Science magazine explores the gut-brain connection further with a study that finds gut bacteria can help us get over our fear responses… unless antibiotics have wiped them out:
The research used a classic Pavlovian test: Shock a mouse on the foot while playing a tone and the rodent will quickly learn to associate the noise with pain, flinching whenever it hears the sound. But the association doesn’t last forever. After several sessions of hearing the tone but not getting the shock, the mouse will forget the association, and the sound will have no effect. This “forgetting” is important for people as well; it’s impaired, for example, in those with chronic anxiety and post-traumatic stress disorder.
David Artis, an immunologist and microbiologist at Weill Cornell Medicine in New York City, wondered whether gut bacteria played any role in the learning and forgetting responses. He and colleagues treated mice with antibiotics to totally rid them of the bacteria in their gut, collectively known as the microbiome.

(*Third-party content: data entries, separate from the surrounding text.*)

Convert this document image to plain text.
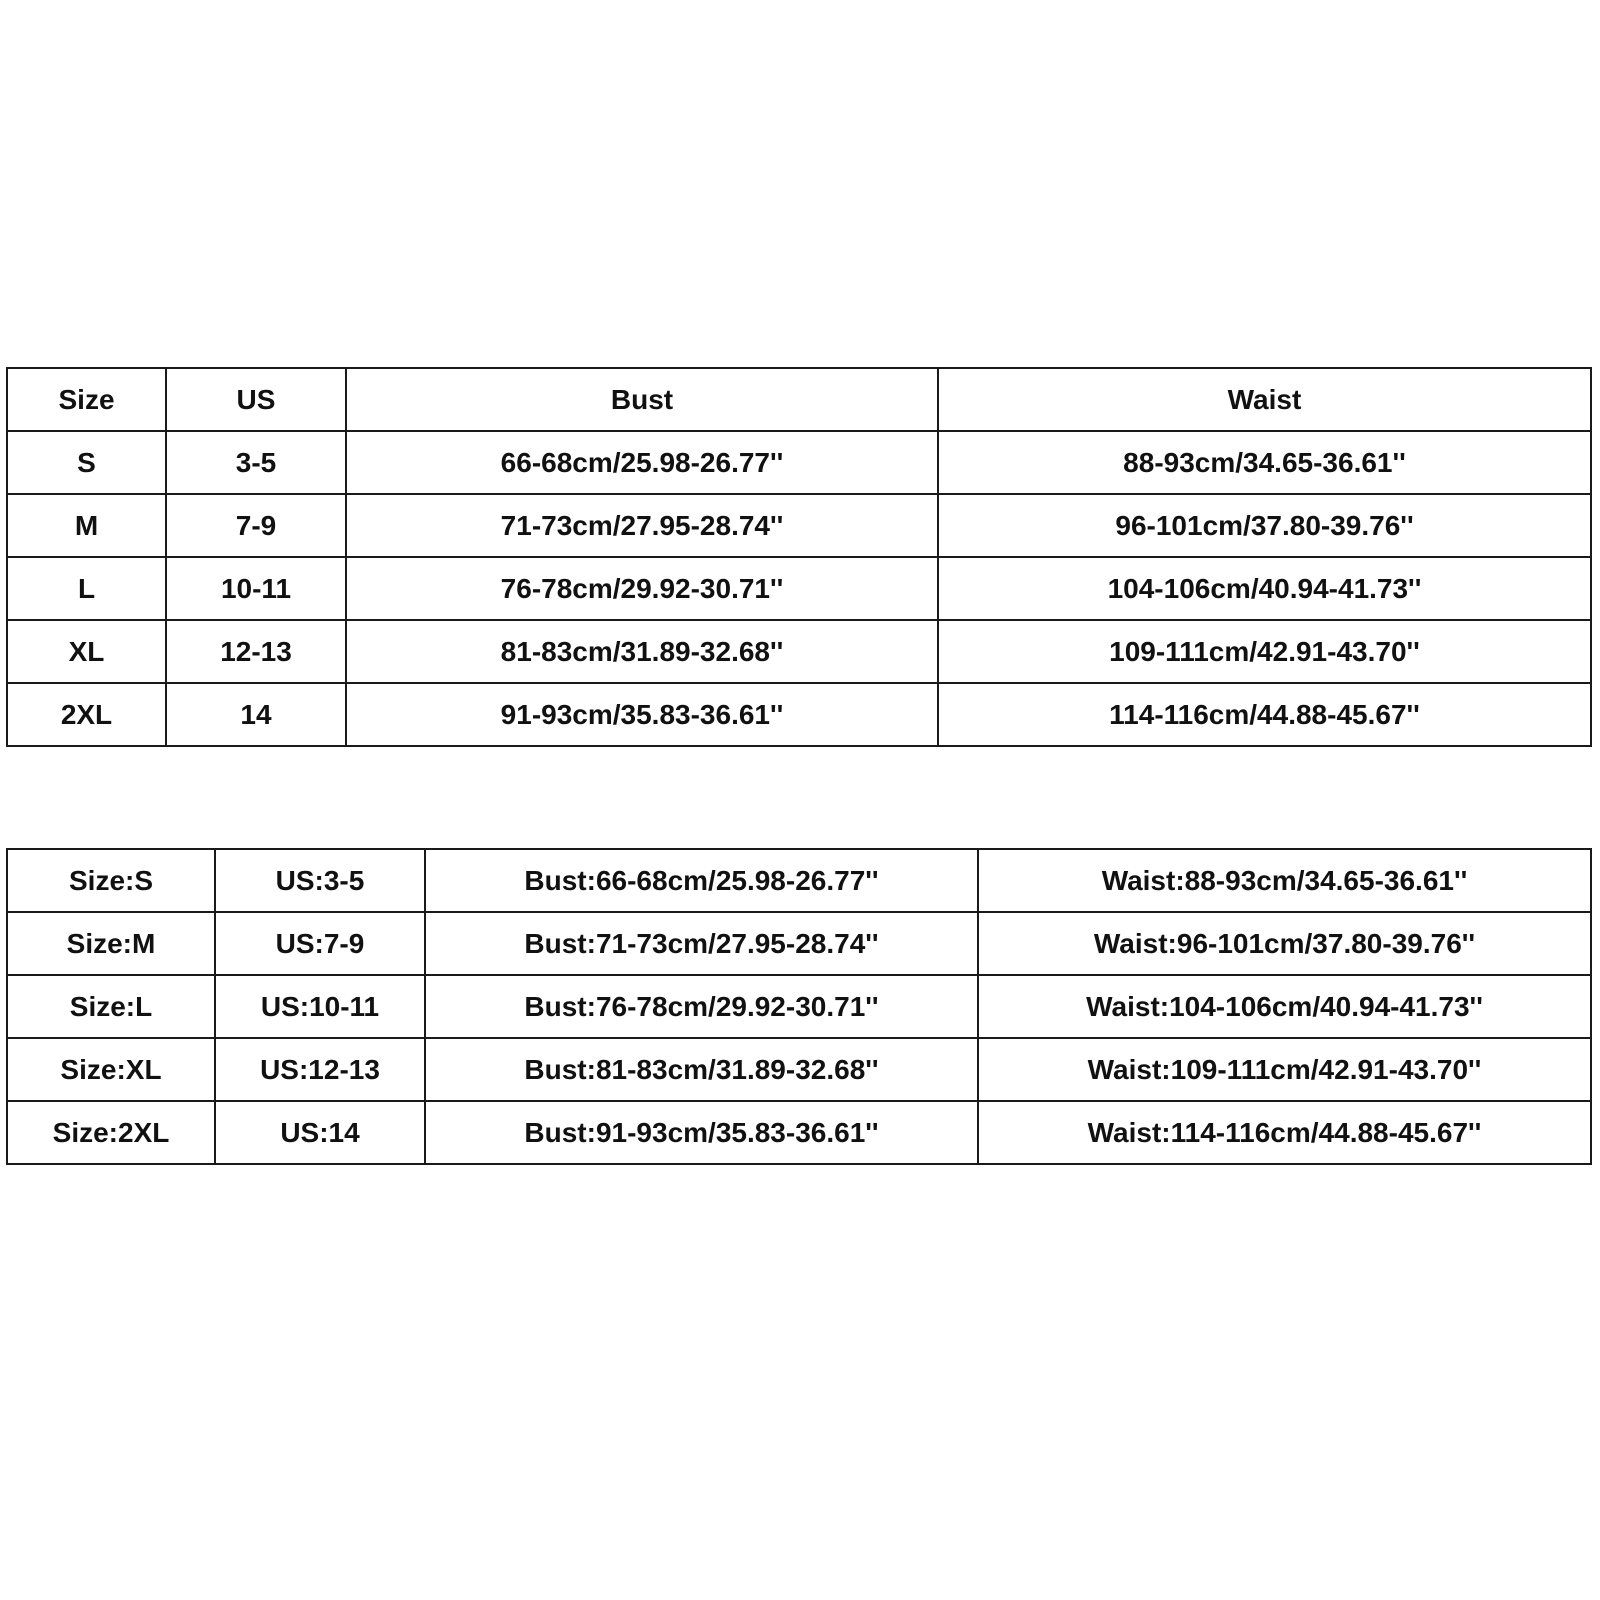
Size	US	Bust	Waist
S	3-5	66-68cm/25.98-26.77''	88-93cm/34.65-36.61''
M	7-9	71-73cm/27.95-28.74''	96-101cm/37.80-39.76''
L	10-11	76-78cm/29.92-30.71''	104-106cm/40.94-41.73''
XL	12-13	81-83cm/31.89-32.68''	109-111cm/42.91-43.70''
2XL	14	91-93cm/35.83-36.61''	114-116cm/44.88-45.67''
Size:S	US:3-5	Bust:66-68cm/25.98-26.77''	Waist:88-93cm/34.65-36.61''
Size:M	US:7-9	Bust:71-73cm/27.95-28.74''	Waist:96-101cm/37.80-39.76''
Size:L	US:10-11	Bust:76-78cm/29.92-30.71''	Waist:104-106cm/40.94-41.73''
Size:XL	US:12-13	Bust:81-83cm/31.89-32.68''	Waist:109-111cm/42.91-43.70''
Size:2XL	US:14	Bust:91-93cm/35.83-36.61''	Waist:114-116cm/44.88-45.67''
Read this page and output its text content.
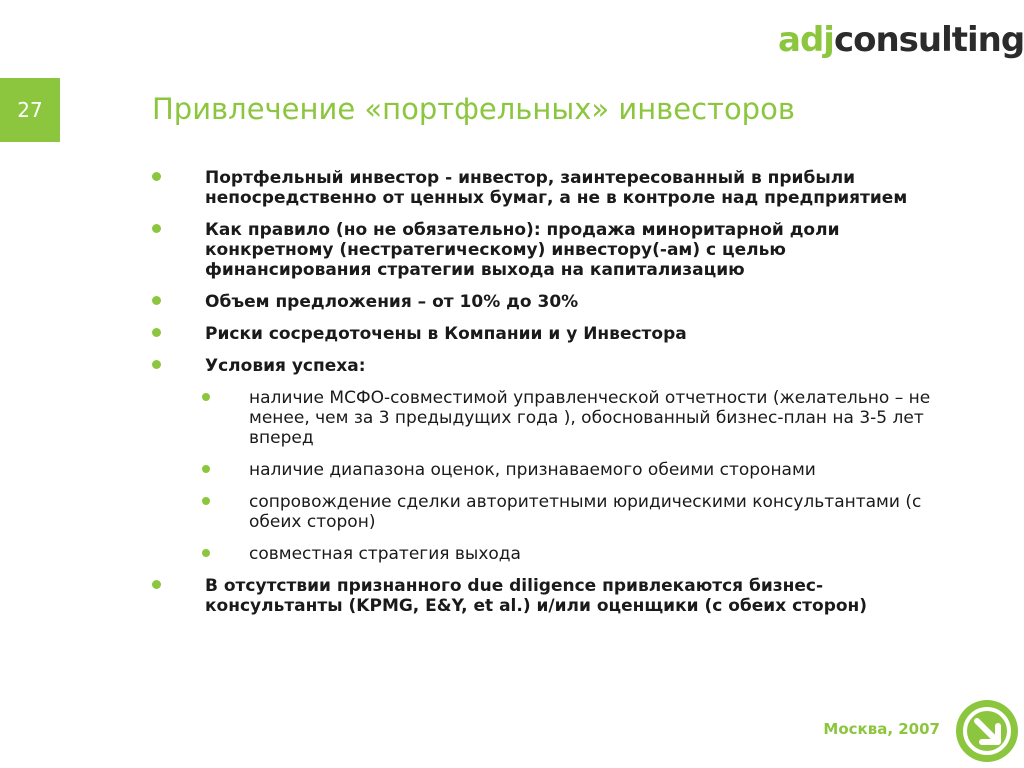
adj consulting
27	Привлечение «портфельных» инвесторов
Портфельный инвестор - инвестор, заинтересованный в прибыли непосредственно от ценных бумаг, а не в контроле над предприятием
Как правило (но не обязательно): продажа миноритарной доли конкретному (нестратегическому) инвестору(-ам) с целью финансирования стратегии выхода на капитализацию
Объем предложения – от 10% до 30%
Риски сосредоточены в Компании и у Инвестора
Условия успеха:
наличие МСФО-совместимой управленческой отчетности (желательно – не менее, чем за 3 предыдущих года ), обоснованный бизнес-план на 3-5 лет вперед
наличие диапазона оценок, признаваемого обеими сторонами
сопровождение сделки авторитетными юридическими консультантами (с обеих сторон)
совместная стратегия выхода
В отсутствии признанного due diligence привлекаются бизнес-консультанты (KPMG, E&Y, et al.) и/или оценщики (с обеих сторон)
Москва, 2007
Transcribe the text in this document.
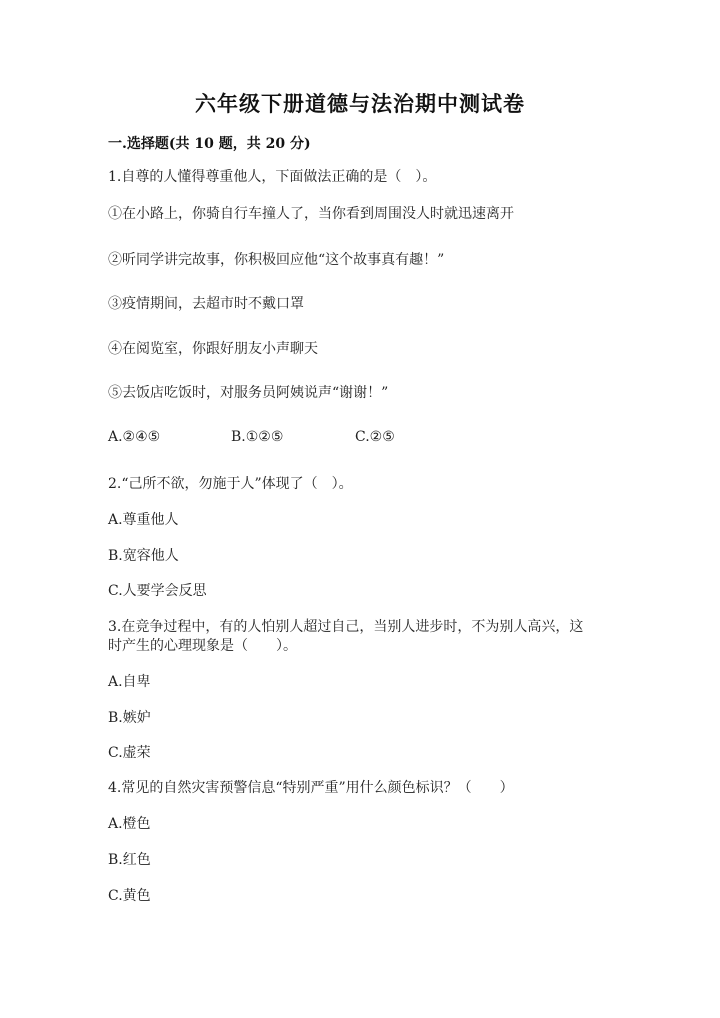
六年级下册道德与法治期中测试卷
一.选择题(共 10 题，共 20 分)
1.自尊的人懂得尊重他人，下面做法正确的是（　）。
①在小路上，你骑自行车撞人了，当你看到周围没人时就迅速离开
②听同学讲完故事，你积极回应他“这个故事真有趣！”
③疫情期间，去超市时不戴口罩
④在阅览室，你跟好朋友小声聊天
⑤去饭店吃饭时，对服务员阿姨说声“谢谢！”
A.②④⑤	B.①②⑤	C.②⑤
2.“己所不欲，勿施于人”体现了（　）。
A.尊重他人
B.宽容他人
C.人要学会反思
3.在竞争过程中，有的人怕别人超过自己，当别人进步时，不为别人高兴，这
时产生的心理现象是（　　）。
A.自卑
B.嫉妒
C.虚荣
4.常见的自然灾害预警信息“特别严重”用什么颜色标识？（　　）
A.橙色
B.红色
C.黄色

They then played a tone and right after gave the mouse a mild shock, doing this multiple times.
All of the animals quickly learned to associate the noise with pain, freezing when they heard the sound. But only mice with normal microbiomes eventually forgot the connection: By 3 days, the noise no longer affected them most of them, whereas the antibiotic-treated mice still reacted, the team reports today in Nature.
They discovered that a region of the brain known as the medial prefrontal cortex was involved in the differences between the treated and untreated mice. Some of the region’s so-called excitatory neurons, which are involved in learning and memory, appeared to be key. When gut microbes were missing, these neurons failed to appropriately form and absorb spines that stick out of these cells, which help with learning and forgetting, the researchers report.